Turning the Spotlight on the Australian National Flag
Members of the Australian National Flag Association (ANFA) and others are asking for help in solving a mystery. It seems the original flag, the result of an open design competition in 1901, was raised over the Royal Exhibition Building and there was talk of having it held in a museum after that. But now, more than a century later, no one knows what happened to the flag.
When the date September 3 comes around each year, this mystery is often the subject of discussion. The president of the ANFA has used the Australian National Flag Day as an opportunity to talk about the history of the Commonwealth’s flag. It flies over an entire continent, of course, but it was the first to be selected in public open design competition. More than 32,000 people submitted entries.
Five entrants in the contest submitted similar designs and shared the honour of being designers of the Commonwealth’s own flag.
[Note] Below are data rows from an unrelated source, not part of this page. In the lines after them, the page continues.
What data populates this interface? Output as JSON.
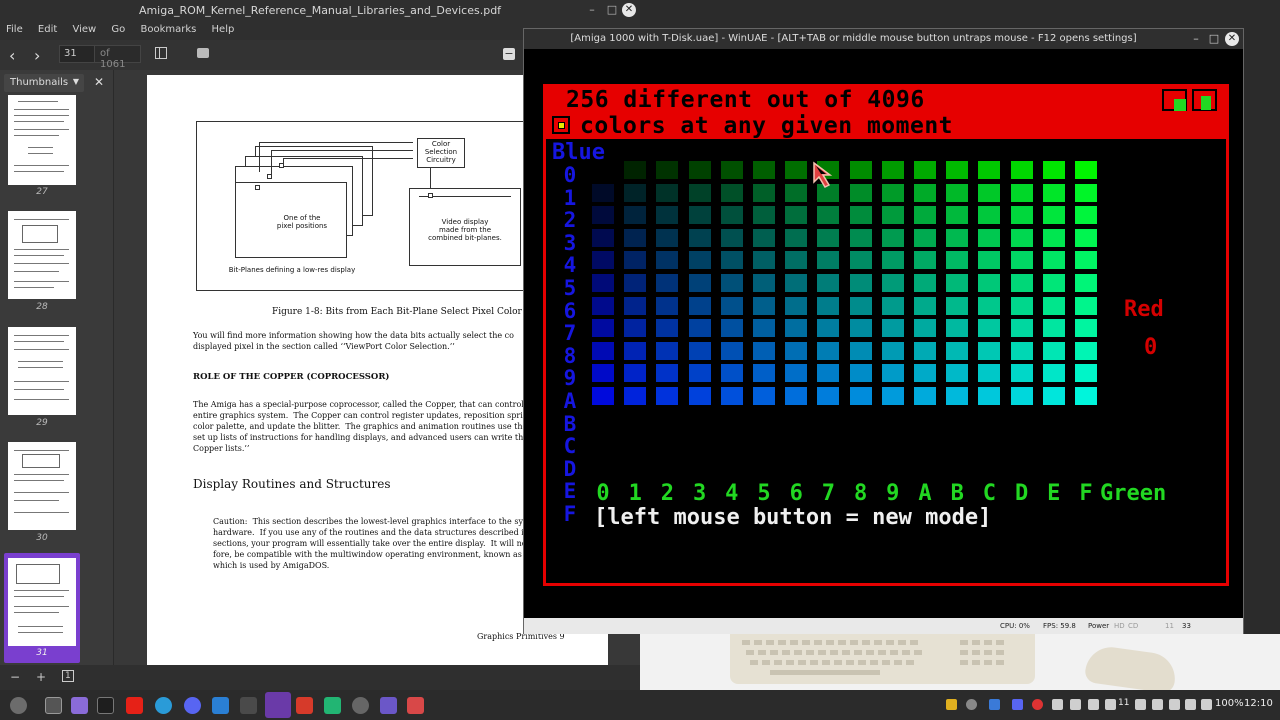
{
  "pdf": {
    "title": "Amiga_ROM_Kernel_Reference_Manual_Libraries_and_Devices.pdf",
    "menu": [
      "File",
      "Edit",
      "View",
      "Go",
      "Bookmarks",
      "Help"
    ],
    "page_current": "31",
    "page_total": "of 1061",
    "thumbnails_label": "Thumbnails",
    "thumb_pages": [
      "27",
      "28",
      "29",
      "30",
      "31"
    ],
    "figure": {
      "color_selection": "Color\nSelection\nCircuitry",
      "pixel_positions": "One of the\npixel positions",
      "video_display": "Video display\nmade from the\ncombined bit-planes.",
      "bitplanes_label": "Bit-Planes defining a low-res display",
      "caption": "Figure 1-8: Bits from Each Bit-Plane Select Pixel Color"
    },
    "para1": "You will find more information showing how the data bits actually select the co\ndisplayed pixel in the section called ‘‘ViewPort Color Selection.’’",
    "heading_copper": "ROLE OF THE COPPER (COPROCESSOR)",
    "para2": "The Amiga has a special-purpose coprocessor, called the Copper, that can control m\nentire graphics system.  The Copper can control register updates, reposition sprites, c\ncolor palette, and update the blitter.  The graphics and animation routines use the\nset up lists of instructions for handling displays, and advanced users can write their o\nCopper lists.’’",
    "section_title": "Display Routines and Structures",
    "caution": "Caution:  This section describes the lowest-level graphics interface to the sy\nhardware.  If you use any of the routines and the data structures described in\nsections, your program will essentially take over the entire display.  It will not, t\nfore, be compatible with the multiwindow operating environment, known as Intu\nwhich is used by AmigaDOS.",
    "footer": "Graphics Primitives  9"
  },
  "uae": {
    "title": "[Amiga 1000 with T-Disk.uae] - WinUAE - [ALT+TAB or middle mouse button untraps mouse - F12 opens settings]",
    "status": {
      "cpu": "CPU: 0%",
      "fps": "FPS: 59.8",
      "power": "Power",
      "hd": "HD",
      "cd": "CD",
      "drive1": "11",
      "drive2": "33"
    },
    "screen": {
      "header1": "256 different out of 4096",
      "header2": "colors at any given moment",
      "blue_label": "Blue",
      "row_labels": [
        "0",
        "1",
        "2",
        "3",
        "4",
        "5",
        "6",
        "7",
        "8",
        "9",
        "A",
        "B",
        "C",
        "D",
        "E",
        "F"
      ],
      "col_labels": [
        "0",
        "1",
        "2",
        "3",
        "4",
        "5",
        "6",
        "7",
        "8",
        "9",
        "A",
        "B",
        "C",
        "D",
        "E",
        "F"
      ],
      "green_label": "Green",
      "red_label": "Red",
      "red_value": "0",
      "footer": "[left mouse button = new mode]"
    }
  },
  "taskbar": {
    "tray_number": "11",
    "battery": "100%",
    "clock": "12:10"
  }
}
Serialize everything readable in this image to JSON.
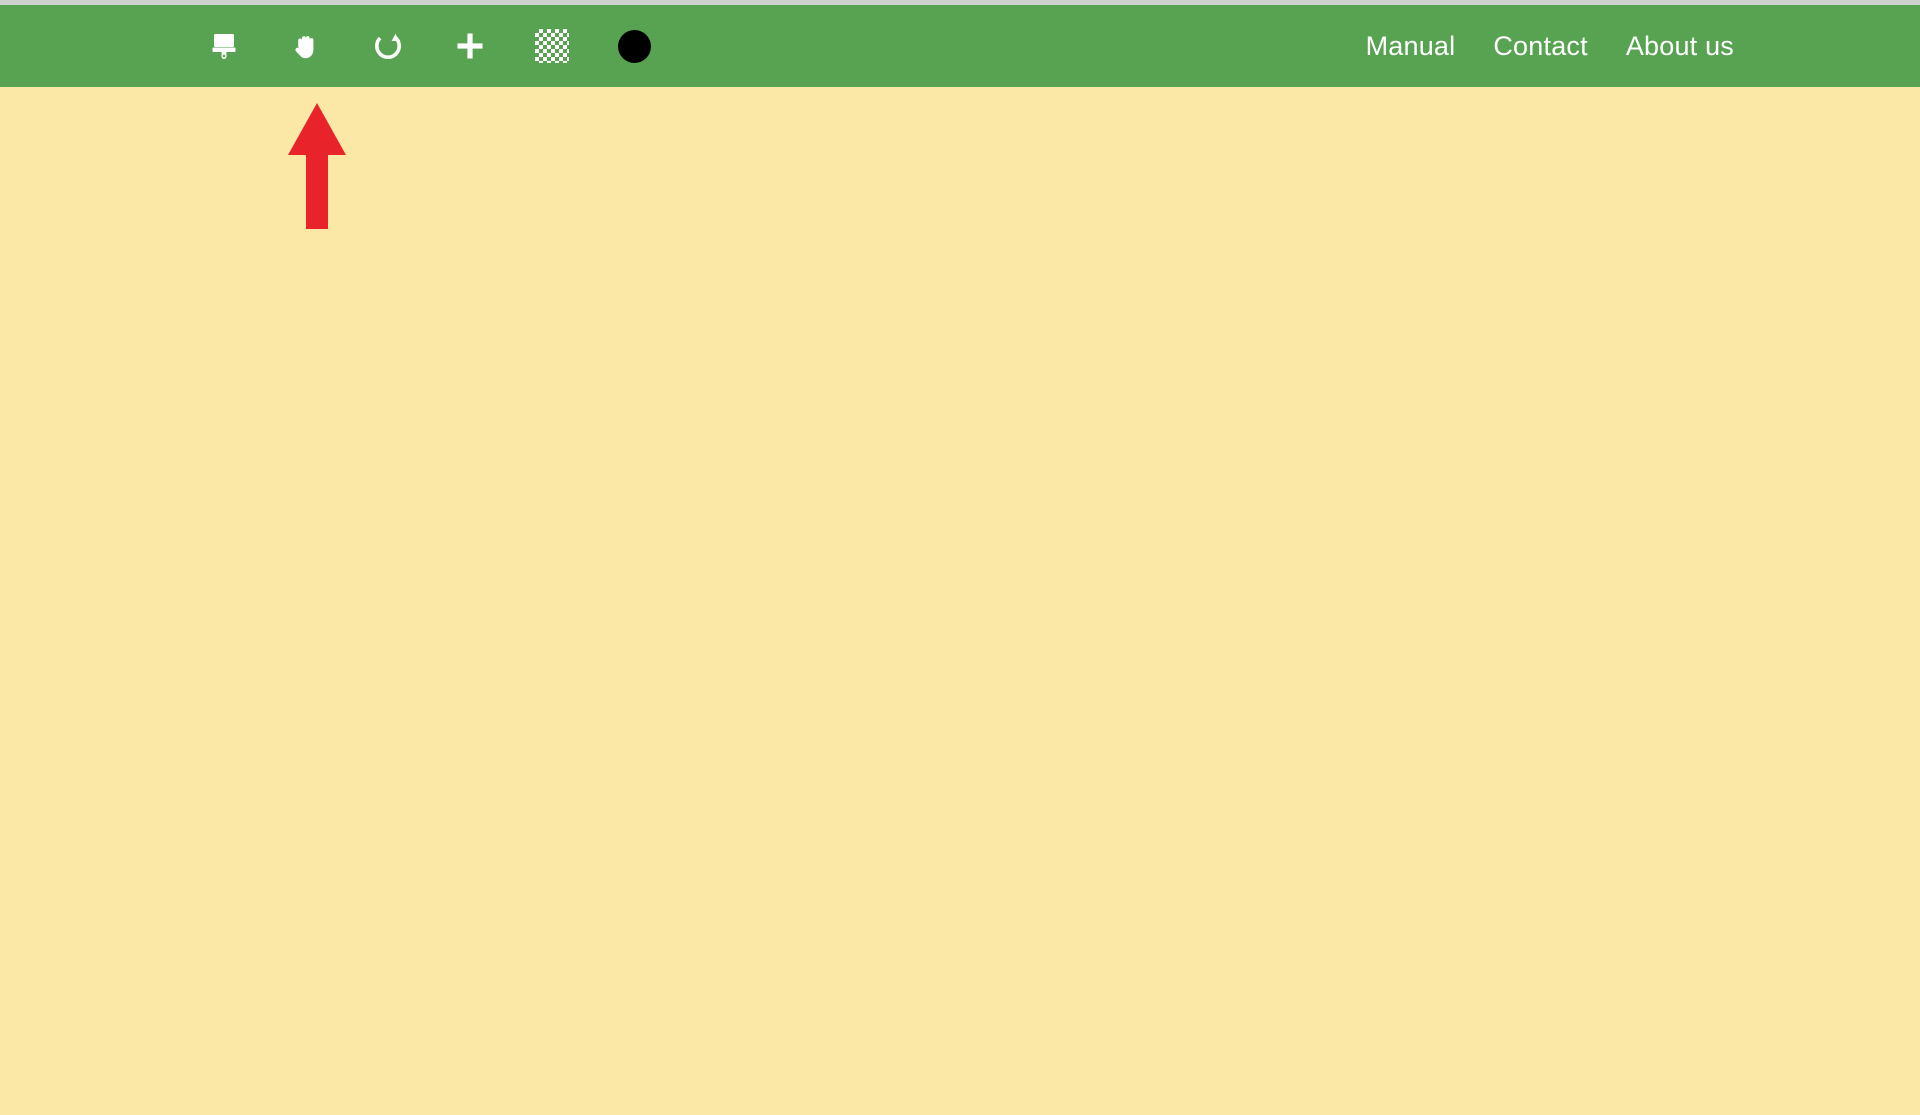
{
  "app": {
    "background_color": "#fbe8a6",
    "toolbar_color": "#58a351",
    "top_strip_color": "#ccd2cc"
  },
  "toolbar": {
    "tools": [
      {
        "name": "paint-brush-tool",
        "icon": "paint-brush-icon",
        "label": "Brush"
      },
      {
        "name": "pan-hand-tool",
        "icon": "hand-icon",
        "label": "Hand"
      },
      {
        "name": "redo-tool",
        "icon": "redo-icon",
        "label": "Redo"
      },
      {
        "name": "add-tool",
        "icon": "plus-icon",
        "label": "Add"
      },
      {
        "name": "transparency-tool",
        "icon": "checkerboard-icon",
        "label": "Transparency"
      },
      {
        "name": "color-swatch-tool",
        "icon": "filled-circle-icon",
        "label": "Color",
        "color": "#000000"
      }
    ],
    "nav_links": [
      {
        "label": "Manual"
      },
      {
        "label": "Contact"
      },
      {
        "label": "About us"
      }
    ]
  },
  "annotation": {
    "arrow": {
      "name": "red-pointer-arrow",
      "color": "#e8232a",
      "direction": "up",
      "points_to": "pan-hand-tool"
    }
  },
  "canvas": {
    "content": ""
  }
}
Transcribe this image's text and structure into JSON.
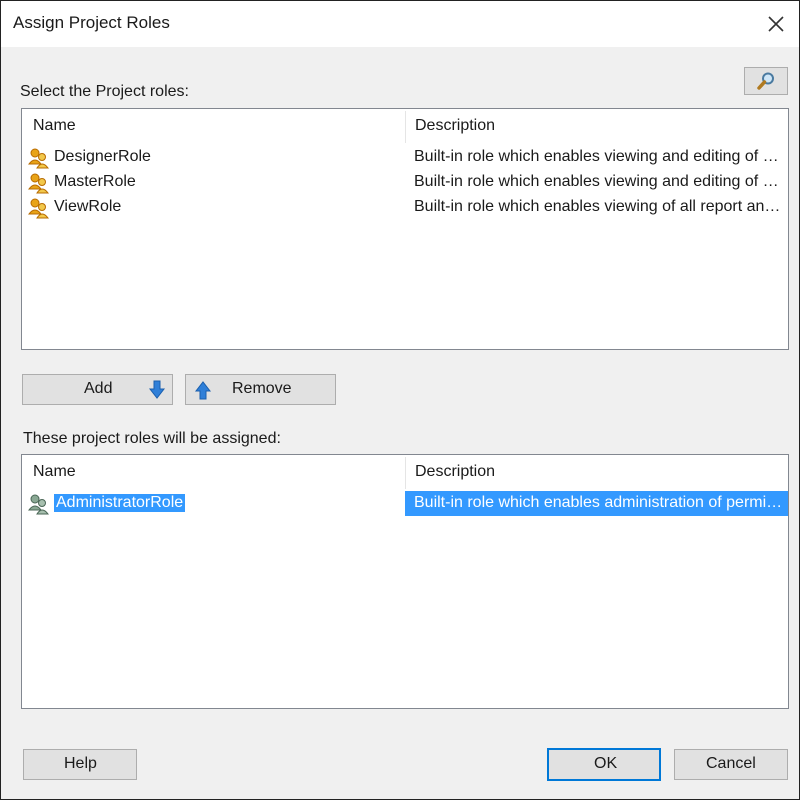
{
  "dialog": {
    "title": "Assign Project Roles",
    "close_icon": "close-icon"
  },
  "available": {
    "label": "Select the Project roles:",
    "search_icon": "magnifier-icon",
    "columns": [
      "Name",
      "Description"
    ],
    "rows": [
      {
        "name": "DesignerRole",
        "description": "Built-in role which enables viewing and editing of a...",
        "icon": "role-icon"
      },
      {
        "name": "MasterRole",
        "description": "Built-in role which enables viewing and editing of a...",
        "icon": "role-icon"
      },
      {
        "name": "ViewRole",
        "description": "Built-in role which enables viewing of all report and...",
        "icon": "role-icon"
      }
    ]
  },
  "actions": {
    "add_label": "Add",
    "remove_label": "Remove",
    "add_icon": "arrow-down-icon",
    "remove_icon": "arrow-up-icon"
  },
  "assigned": {
    "label": "These project roles will be assigned:",
    "columns": [
      "Name",
      "Description"
    ],
    "rows": [
      {
        "name": "AdministratorRole",
        "description": "Built-in role which enables administration of permis...",
        "icon": "admin-role-icon",
        "selected": true
      }
    ]
  },
  "footer": {
    "help_label": "Help",
    "ok_label": "OK",
    "cancel_label": "Cancel"
  },
  "colors": {
    "selection": "#3399ff",
    "accent": "#0078d7",
    "role_icon": "#e8a317",
    "admin_icon": "#5f7f6a"
  }
}
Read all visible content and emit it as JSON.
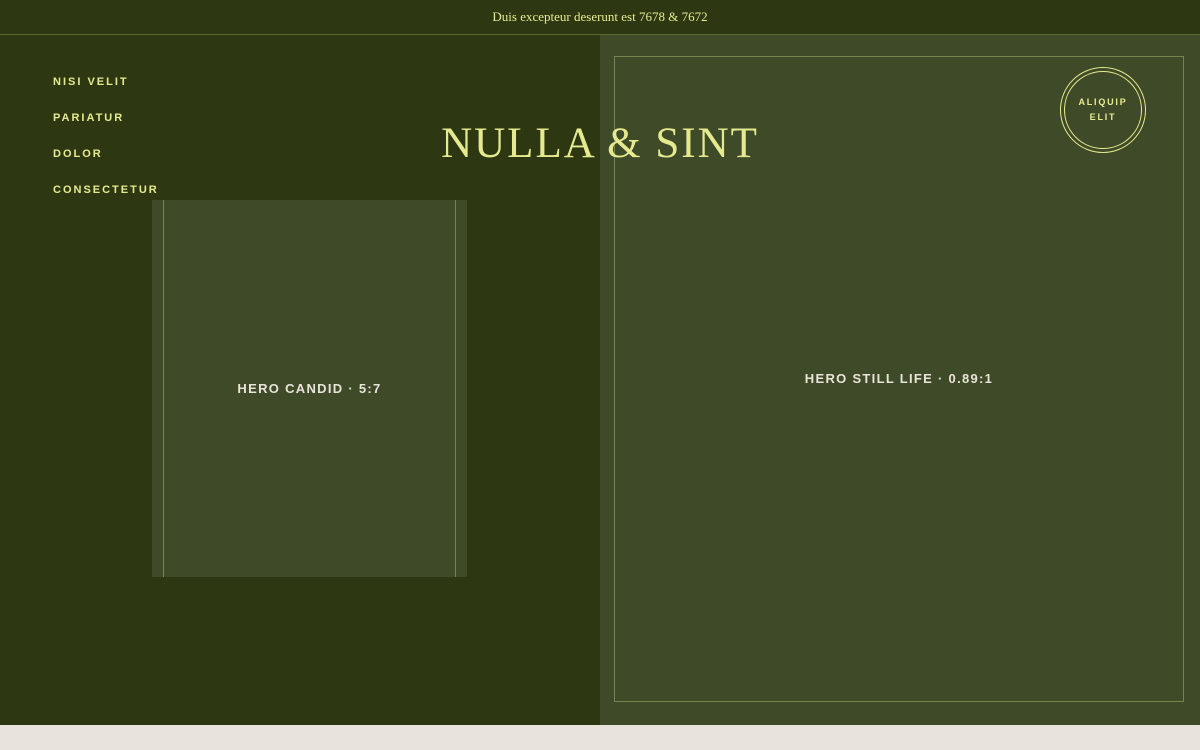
{
  "topbar": {
    "text": "Duis excepteur deserunt est 7678 & 7672"
  },
  "nav": {
    "items": [
      {
        "label": "NISI VELIT"
      },
      {
        "label": "PARIATUR"
      },
      {
        "label": "DOLOR"
      },
      {
        "label": "CONSECTETUR"
      }
    ]
  },
  "logo": {
    "text": "NULLA & SINT"
  },
  "badge": {
    "line1": "ALIQUIP",
    "line2": "ELIT"
  },
  "hero_candid": {
    "caption": "HERO CANDID · 5:7"
  },
  "hero_still": {
    "caption": "HERO STILL LIFE · 0.89:1"
  },
  "colors": {
    "dark_green": "#2d3813",
    "mid_green": "#3f4a29",
    "accent_yellow": "#e6ea8f",
    "footer_beige": "#e8e4db"
  }
}
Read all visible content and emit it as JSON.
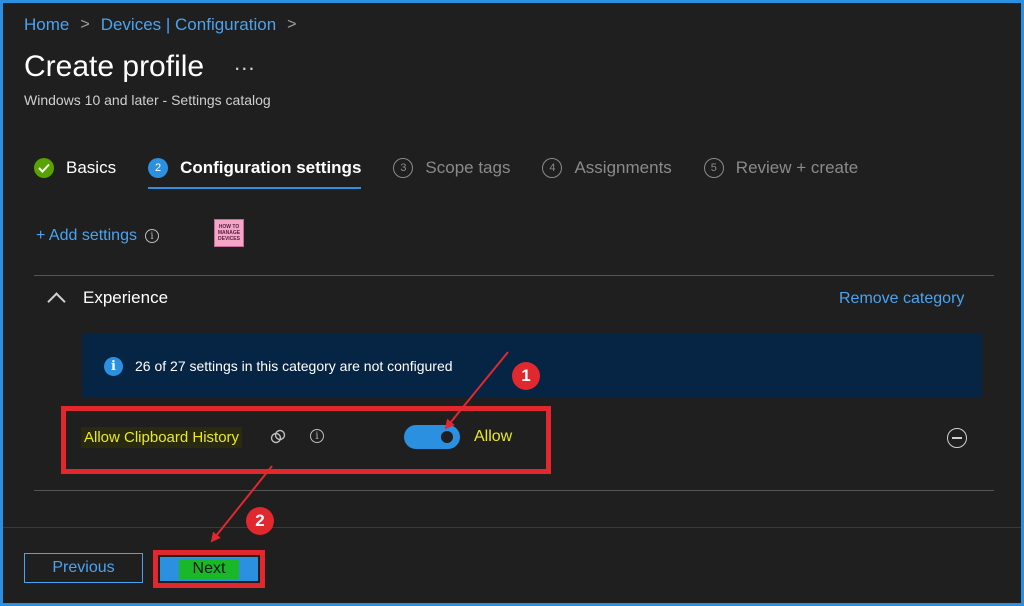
{
  "breadcrumb": {
    "items": [
      "Home",
      "Devices | Configuration"
    ],
    "separator": ">"
  },
  "header": {
    "title": "Create profile",
    "more_label": "...",
    "subtitle": "Windows 10 and later - Settings catalog"
  },
  "steps": [
    {
      "num": "✓",
      "label": "Basics",
      "state": "done"
    },
    {
      "num": "2",
      "label": "Configuration settings",
      "state": "current"
    },
    {
      "num": "3",
      "label": "Scope tags",
      "state": "disabled"
    },
    {
      "num": "4",
      "label": "Assignments",
      "state": "disabled"
    },
    {
      "num": "5",
      "label": "Review + create",
      "state": "disabled"
    }
  ],
  "toolbar": {
    "add_settings": "+ Add settings",
    "info_glyph": "i",
    "logo_lines": [
      "HOW TO",
      "MANAGE",
      "DEVICES"
    ]
  },
  "category": {
    "name": "Experience",
    "remove_label": "Remove category",
    "banner_text": "26 of 27 settings in this category are not configured",
    "banner_icon": "i"
  },
  "setting": {
    "label": "Allow Clipboard History",
    "value_label": "Allow",
    "enabled": true
  },
  "annotations": {
    "badge1": "1",
    "badge2": "2"
  },
  "footer": {
    "previous_label": "Previous",
    "next_label": "Next"
  },
  "colors": {
    "accent": "#2b90e0",
    "link": "#4aa3f0",
    "annotation_red": "#e0282e",
    "highlight_yellow": "#eaea20",
    "success_green": "#57a300"
  }
}
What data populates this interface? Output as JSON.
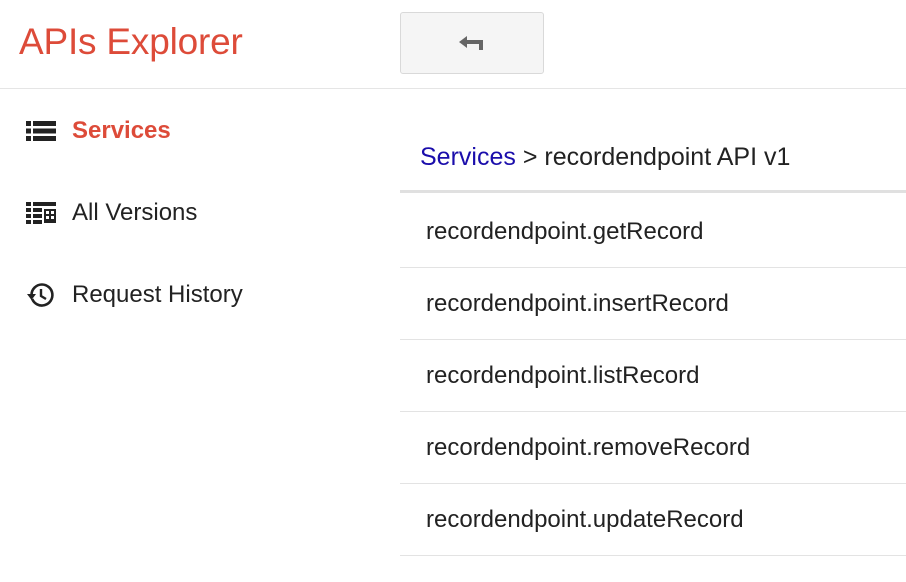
{
  "header": {
    "title": "APIs Explorer",
    "back_icon": "back-arrow-icon"
  },
  "sidebar": {
    "items": [
      {
        "label": "Services",
        "icon": "list-icon",
        "active": true
      },
      {
        "label": "All Versions",
        "icon": "versions-grid-icon",
        "active": false
      },
      {
        "label": "Request History",
        "icon": "history-icon",
        "active": false
      }
    ]
  },
  "breadcrumb": {
    "link": "Services",
    "separator": ">",
    "current": "recordendpoint API v1"
  },
  "methods": [
    "recordendpoint.getRecord",
    "recordendpoint.insertRecord",
    "recordendpoint.listRecord",
    "recordendpoint.removeRecord",
    "recordendpoint.updateRecord"
  ],
  "colors": {
    "accent": "#dd4b39",
    "link": "#1a0dab",
    "text": "#222222",
    "divider": "#e3e3e3"
  }
}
The individuals were:
- Ivor Evans, 14, Melbourne.
- Leslie John Hawkins, a teenager from Sydney.
- Egbert John Nuttall, Melbourne architect.
- Annie Dorrington, Perth.
- William Stevens, officer with the Union Steamship Company of New Zealand.
The Commonwealth Government had plans to display the flag for the golden jubilee in 1951 but it was nowhere to be found.
The Australian National Flag Association and Allan Pidgeon, president, are asking for assistance from anyone who might have information about the missing flag.
That group includes among its goals and objectives:
- Communicating in a positive manner the importance and significance of this chief national symbol.
- Providing promotional and educational material concerning the flag.
- Promoting Australian identity overseas through the use of the national flag.
This voluntary community organisation was formed to enhance appreciation of the flag’s history and significance. The flag’s anniversary is celebrated each year on September 3, which has been designated Australian National Flag Day to commemorate the day in 1901 when the now-missing flag was first unfurled. Pidgeon, president of the association, has quite naturally taken the lead in the effort to find the original flag.
This important day is commemorated in different ways in different communities. For example, residents of Ipswich showed their support a few years ago by unfurling a 12m x 6m flag during a special assembly. That flag, previously raised in front of Parliament House in Canberra, was provided by the Australian National Flag Association of Queensland.
Mr. Pidgeon stated at the time: “The way we chose our flag really says something about Australia. It’s a very Australian thing to let everyone have a go. I think it’s part of our history that deserves a bit more recognition.”
As recently as 2016, some “dodgy” flags appeared in a Toowong store. The description was applied because the Southern Cross on the banners was reversed and the Union Jack was upside down. They were removed as soon as the errors were noted. Apparently, the incorrect flags were displayed only at one store and were purchased from another retailer. Mr. Pidgeon commended the company for flying the flags on the special day but said he hoped that they would “get it right” in the future.